En théorie, rien n’empêche la BCE de monter ses taux, de poursuivre ses rachats de la dette souveraine et d’annoncer de nouvelles mesures de liquidité. Mais selon l'économiste, une autre limite à ce principe «tient au contexte global, à la chute des marchés actions et aux craintes liées à la croissance américaine et mondiale». Estimant que ces facteurs pousseront l’institution à la prudence pour des raisons «fondamentales», en raison de leur impact sur la croissance européenne, y compris dans les pays les plus solides comme l’Allemagne, l'économiste juge désormais plus probable une période de statu quo sur les taux directeurs de la BCE jusqu'à la fin de l’année. «Alors que le taux de refinancement, actuellement à 1,50%, est encore à un niveau accommodant et bas aux yeux de la BCE, la modération des pressions inflationnistes en zone euro devrait l’amener à reporter sa prochaine hausse de taux à 2012», explique de son côté Christian Parisot, chef économiste chez Aurel BGC. L’inflation en zone euro a reculé de 2,7%, en juin, à 2,5%, en juillet.
Avant les rachats de la BCE, le marché anticipait une hausse des taux en octobre ou novembre. Barclays note que, depuis lundi, la courbe de l’Eonia anticipé joue à présent un net repli du taux monétaire et suggère une baisse du refi.
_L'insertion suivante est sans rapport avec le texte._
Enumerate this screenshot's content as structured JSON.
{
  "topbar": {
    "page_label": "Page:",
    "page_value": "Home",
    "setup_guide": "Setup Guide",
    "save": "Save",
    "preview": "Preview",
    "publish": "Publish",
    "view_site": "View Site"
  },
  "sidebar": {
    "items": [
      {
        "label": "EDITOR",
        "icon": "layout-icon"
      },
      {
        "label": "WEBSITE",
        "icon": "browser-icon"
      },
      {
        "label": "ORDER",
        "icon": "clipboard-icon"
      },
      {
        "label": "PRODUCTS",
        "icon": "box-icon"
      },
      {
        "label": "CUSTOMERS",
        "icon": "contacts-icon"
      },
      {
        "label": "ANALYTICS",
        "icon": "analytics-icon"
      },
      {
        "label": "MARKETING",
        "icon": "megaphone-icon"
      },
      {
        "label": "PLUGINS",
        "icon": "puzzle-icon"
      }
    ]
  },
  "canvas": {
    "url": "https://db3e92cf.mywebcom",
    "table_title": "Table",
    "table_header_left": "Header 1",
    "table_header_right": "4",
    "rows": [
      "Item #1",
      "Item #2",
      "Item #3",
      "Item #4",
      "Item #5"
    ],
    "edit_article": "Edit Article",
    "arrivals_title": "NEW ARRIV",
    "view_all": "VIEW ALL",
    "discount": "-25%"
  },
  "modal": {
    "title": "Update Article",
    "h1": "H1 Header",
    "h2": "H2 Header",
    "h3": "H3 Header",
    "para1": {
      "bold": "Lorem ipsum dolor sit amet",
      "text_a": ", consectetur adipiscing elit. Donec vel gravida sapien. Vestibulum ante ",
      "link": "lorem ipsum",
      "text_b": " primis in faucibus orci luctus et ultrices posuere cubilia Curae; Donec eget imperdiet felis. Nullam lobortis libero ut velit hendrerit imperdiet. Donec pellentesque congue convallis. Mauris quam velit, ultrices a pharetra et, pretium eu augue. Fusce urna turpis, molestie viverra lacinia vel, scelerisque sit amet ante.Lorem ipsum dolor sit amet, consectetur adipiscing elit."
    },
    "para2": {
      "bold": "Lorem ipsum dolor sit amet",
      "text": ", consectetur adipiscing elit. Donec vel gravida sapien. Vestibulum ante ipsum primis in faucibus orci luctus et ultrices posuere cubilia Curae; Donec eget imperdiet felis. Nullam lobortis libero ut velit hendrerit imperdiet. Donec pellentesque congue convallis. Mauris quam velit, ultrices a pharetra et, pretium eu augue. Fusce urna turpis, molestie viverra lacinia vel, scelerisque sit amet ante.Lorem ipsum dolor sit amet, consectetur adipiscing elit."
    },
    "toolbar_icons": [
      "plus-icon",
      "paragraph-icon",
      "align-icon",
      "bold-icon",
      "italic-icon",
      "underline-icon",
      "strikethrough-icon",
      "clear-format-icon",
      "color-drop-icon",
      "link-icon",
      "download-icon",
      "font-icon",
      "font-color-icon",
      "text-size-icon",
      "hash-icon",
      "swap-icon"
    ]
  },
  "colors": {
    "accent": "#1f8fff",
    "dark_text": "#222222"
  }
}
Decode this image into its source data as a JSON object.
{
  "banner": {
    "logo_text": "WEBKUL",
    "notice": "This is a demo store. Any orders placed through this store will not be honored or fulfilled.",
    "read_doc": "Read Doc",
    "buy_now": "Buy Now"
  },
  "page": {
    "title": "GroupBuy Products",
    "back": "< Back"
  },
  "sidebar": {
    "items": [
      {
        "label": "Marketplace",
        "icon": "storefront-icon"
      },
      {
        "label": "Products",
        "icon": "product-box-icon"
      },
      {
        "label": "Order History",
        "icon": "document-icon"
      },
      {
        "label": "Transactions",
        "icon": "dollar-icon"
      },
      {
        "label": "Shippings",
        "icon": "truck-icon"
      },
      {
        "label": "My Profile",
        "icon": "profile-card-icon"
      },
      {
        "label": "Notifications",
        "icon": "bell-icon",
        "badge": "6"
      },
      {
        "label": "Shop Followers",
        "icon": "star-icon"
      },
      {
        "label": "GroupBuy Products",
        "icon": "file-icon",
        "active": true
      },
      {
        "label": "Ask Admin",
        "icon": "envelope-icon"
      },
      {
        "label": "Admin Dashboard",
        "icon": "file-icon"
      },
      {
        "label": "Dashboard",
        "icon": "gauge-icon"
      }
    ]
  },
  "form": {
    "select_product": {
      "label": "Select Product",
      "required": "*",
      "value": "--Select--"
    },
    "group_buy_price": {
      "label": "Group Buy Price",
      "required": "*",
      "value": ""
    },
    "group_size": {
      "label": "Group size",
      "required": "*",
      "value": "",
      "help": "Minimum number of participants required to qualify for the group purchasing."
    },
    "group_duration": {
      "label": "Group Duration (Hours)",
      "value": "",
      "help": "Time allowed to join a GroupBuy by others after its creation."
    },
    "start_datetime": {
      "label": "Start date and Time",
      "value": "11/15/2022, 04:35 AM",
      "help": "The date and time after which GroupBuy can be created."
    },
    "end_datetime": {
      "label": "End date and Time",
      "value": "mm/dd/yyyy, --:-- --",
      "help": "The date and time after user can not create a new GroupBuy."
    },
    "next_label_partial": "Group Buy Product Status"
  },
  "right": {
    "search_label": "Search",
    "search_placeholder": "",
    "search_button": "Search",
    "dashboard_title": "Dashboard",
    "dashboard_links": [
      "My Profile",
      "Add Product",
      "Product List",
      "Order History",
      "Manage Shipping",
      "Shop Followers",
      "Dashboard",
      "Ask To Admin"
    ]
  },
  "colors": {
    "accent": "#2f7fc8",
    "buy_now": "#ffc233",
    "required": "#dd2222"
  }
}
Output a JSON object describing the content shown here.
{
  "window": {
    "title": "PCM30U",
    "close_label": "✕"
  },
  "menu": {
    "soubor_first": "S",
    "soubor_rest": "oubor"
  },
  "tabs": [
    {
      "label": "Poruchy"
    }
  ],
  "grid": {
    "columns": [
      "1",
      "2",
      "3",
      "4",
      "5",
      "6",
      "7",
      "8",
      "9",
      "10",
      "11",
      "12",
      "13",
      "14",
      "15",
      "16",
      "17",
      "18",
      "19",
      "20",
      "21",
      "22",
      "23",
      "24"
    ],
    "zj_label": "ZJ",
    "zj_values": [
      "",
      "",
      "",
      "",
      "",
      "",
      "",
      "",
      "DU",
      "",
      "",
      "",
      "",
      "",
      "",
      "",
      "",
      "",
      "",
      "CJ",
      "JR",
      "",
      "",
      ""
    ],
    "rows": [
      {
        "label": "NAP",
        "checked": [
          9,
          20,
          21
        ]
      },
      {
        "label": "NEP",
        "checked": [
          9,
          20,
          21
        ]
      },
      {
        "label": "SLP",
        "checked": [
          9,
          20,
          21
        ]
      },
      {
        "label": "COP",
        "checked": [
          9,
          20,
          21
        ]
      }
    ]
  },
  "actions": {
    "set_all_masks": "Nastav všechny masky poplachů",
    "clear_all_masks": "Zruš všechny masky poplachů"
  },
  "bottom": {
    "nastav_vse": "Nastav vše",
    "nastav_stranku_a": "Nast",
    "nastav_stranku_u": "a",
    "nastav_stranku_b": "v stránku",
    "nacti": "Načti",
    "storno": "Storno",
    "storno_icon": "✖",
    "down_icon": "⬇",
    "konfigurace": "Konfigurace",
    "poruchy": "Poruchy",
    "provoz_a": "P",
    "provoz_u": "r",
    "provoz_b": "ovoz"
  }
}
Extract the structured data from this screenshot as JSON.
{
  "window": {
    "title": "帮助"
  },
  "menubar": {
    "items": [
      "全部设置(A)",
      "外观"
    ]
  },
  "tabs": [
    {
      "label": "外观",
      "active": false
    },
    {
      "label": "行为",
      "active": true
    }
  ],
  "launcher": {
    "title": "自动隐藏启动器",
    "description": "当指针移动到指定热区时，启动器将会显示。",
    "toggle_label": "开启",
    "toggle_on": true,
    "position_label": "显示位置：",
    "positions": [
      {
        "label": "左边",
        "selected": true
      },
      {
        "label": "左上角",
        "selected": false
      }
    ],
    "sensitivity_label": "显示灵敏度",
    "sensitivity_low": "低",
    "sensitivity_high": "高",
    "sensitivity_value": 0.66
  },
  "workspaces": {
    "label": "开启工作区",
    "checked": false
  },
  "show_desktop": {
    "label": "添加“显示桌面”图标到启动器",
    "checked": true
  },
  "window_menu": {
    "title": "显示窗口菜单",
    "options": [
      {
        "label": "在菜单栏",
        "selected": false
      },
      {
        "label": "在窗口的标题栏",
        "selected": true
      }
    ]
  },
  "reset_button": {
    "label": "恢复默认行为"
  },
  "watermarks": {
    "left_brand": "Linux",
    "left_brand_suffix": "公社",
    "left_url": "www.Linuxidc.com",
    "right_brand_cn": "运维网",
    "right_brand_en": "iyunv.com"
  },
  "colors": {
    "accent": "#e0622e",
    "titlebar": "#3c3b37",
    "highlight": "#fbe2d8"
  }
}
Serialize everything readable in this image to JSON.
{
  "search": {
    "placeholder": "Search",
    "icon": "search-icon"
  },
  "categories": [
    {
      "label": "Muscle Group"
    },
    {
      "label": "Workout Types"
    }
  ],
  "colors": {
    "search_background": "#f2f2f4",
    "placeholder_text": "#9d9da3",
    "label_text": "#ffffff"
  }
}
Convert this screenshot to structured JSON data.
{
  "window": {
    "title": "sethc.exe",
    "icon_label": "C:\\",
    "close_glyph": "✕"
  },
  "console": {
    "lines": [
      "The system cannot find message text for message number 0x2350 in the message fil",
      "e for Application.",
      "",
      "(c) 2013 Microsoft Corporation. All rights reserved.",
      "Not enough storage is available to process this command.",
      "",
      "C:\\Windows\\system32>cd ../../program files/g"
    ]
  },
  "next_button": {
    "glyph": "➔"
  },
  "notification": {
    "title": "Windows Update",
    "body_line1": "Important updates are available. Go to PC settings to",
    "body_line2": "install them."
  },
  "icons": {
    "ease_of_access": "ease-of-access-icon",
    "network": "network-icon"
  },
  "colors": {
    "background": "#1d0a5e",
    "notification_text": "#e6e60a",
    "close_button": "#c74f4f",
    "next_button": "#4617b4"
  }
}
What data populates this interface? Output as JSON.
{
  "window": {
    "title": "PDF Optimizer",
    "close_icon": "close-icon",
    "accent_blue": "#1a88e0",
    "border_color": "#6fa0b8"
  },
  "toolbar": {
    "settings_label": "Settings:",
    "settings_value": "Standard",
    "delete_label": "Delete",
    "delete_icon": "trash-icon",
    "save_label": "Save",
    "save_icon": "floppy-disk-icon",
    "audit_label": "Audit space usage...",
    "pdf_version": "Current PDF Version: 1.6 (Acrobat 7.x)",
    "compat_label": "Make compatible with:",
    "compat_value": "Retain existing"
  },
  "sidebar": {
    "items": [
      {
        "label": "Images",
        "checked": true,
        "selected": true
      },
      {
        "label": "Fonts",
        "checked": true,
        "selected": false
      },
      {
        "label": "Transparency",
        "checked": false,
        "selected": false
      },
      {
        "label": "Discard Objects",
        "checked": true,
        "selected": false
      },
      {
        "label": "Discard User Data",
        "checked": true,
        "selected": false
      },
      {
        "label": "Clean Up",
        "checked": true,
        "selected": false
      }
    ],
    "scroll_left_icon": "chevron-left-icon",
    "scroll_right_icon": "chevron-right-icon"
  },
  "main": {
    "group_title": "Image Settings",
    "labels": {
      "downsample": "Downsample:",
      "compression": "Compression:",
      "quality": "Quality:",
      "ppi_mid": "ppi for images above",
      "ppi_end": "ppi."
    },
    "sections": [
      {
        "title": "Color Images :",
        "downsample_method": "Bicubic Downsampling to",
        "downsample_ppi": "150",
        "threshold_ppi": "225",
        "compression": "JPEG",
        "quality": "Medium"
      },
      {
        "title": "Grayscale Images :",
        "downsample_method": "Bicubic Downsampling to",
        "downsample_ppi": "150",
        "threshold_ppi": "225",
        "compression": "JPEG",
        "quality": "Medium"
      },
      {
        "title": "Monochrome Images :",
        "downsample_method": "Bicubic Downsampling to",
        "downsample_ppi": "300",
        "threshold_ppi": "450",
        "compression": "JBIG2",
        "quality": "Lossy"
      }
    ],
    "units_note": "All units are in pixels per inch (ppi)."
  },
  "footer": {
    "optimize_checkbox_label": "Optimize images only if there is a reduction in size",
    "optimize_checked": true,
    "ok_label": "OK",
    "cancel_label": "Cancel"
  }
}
Publiés à 1,293% le 1er août, les contrats de maturité août 2012 se traitaient hier à 0,82%, soit une détente de 47 pb. Un niveau qui indique aussi de bonnes conditions de liquidité. Mais pour combien de temps?
En cas d’une nouvelle crise d’illiquidité, la BCE pourrait-elle ressortir de son arsenal de mesures non standard son appel d’offre de fonds illimités à 12 mois? Rien n’est moins sûr. «Plus la BCE rallongera la durée de ses appels d’offre de fonds illimités, plus elle retardera la normalisation de ses opérations de refinancement et moins elle rendra flexible sa politique de gestion de la liquidité», ajoute Christian Parisot. «La mise en place de nouvelles opérations de refinancement à 6 mois me paraît plus probable qu’un appel d’offres à 12 mois, de façon à ne pas «lier les mains de la BCE» en matière de liquidité pendant une période de temps trop prolongée», remarque Frederik Ducrozet.